Shore calculated her gravel driveway would have prevented up to 10,000 gallons of water a year from running into the sewer. It would have cost only a little more than an asphalt one.

But the north suburb’s zoning laws didn’t allow gravel driveways — only asphalt, concrete or paving bricks. Skokie officials eventually approved Shore’s proposal on a zoning variance but, to her disappointment, did not change the basic ordinance that would allow others to have gravel driveways as well.

She doesn’t have a gravel driveway yet, because “the system we wanted to use had some problems.” However, she eventually plans to install a different gravel system and will be “ripping up the driveway soon.”

As it does in most other parts of the Chicago area, storm water falling on Shore’s property runs into the sewers, is processed in a treatment plant, and released into a series of rivers and canals, eventually draining into the Mississippi River.

“Then it just flows downstream and eventually becomes New Orleans’ problem,” Shore said. “I just think managing our water resources should be more efficient and sustainable … We collect a billion-and-a-half gallons of water from Lake Michigan every year, and we return virtually none of it.”

She approves of the City of Chicago’s plan to put a green roof on McCormick Place, which will keep about 50 million gallons of water a year from running into the sewer.

Other things homeowners, businesses and government agencies can do to keep water from running into the sewers include installing cisterns (rain barrels) and rain gardens.

Shore was born in Chicago, but when she was an infant her family moved to Dallas, where she was raised. She moved back to the Chicago area as an adult in 1982. She said her interest in the area’s environment began in the early 1990s, when she worked as a volunteer for the Cook County Forest Preserve.

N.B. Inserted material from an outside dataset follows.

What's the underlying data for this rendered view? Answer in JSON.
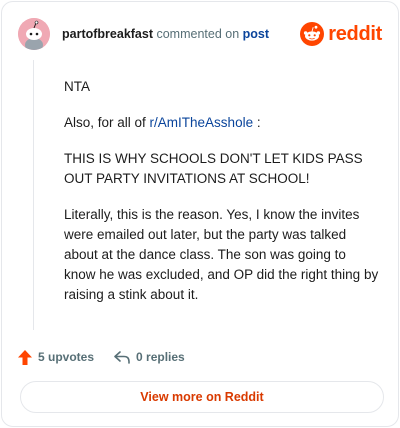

“I was cutting back undergrowth and pulling weeds, and I developed a strong interest in environmental advocacy and conservation,” she said.

The water district was formed in the late 1800s and is primarily known as the agency that reversed the flow of the Chicago River, after severe flooding pushed untreated wastewater into Lake Michigan to the intakes for the city’s drinking water. After the flow of the river was reversed, treated water was taken away from the lake. Continuing development in the 1950s and ‘60s soon taxed this system, and in the 1970s the district started work on Deep Tunnel, a system of underground tunnels and reservoirs that catches and holds excess storm water until it can be treated. The project started in 1977 and is still under construction.

If Shore is elected to the water district, she hopes to push for incentive programs and partnerships with municipalities, homeowners and real estate developers.

“Conserving fresh water supplies is quickly becoming a global issue, and the Great Lakes hold 20 percent of the world’s surface fresh water,” Shore said. “In the future, the eyes of the world will be on the Great Lakes cities to see what we’re doing to conserve water.”

Peter Bernard is a Chicago-area writer.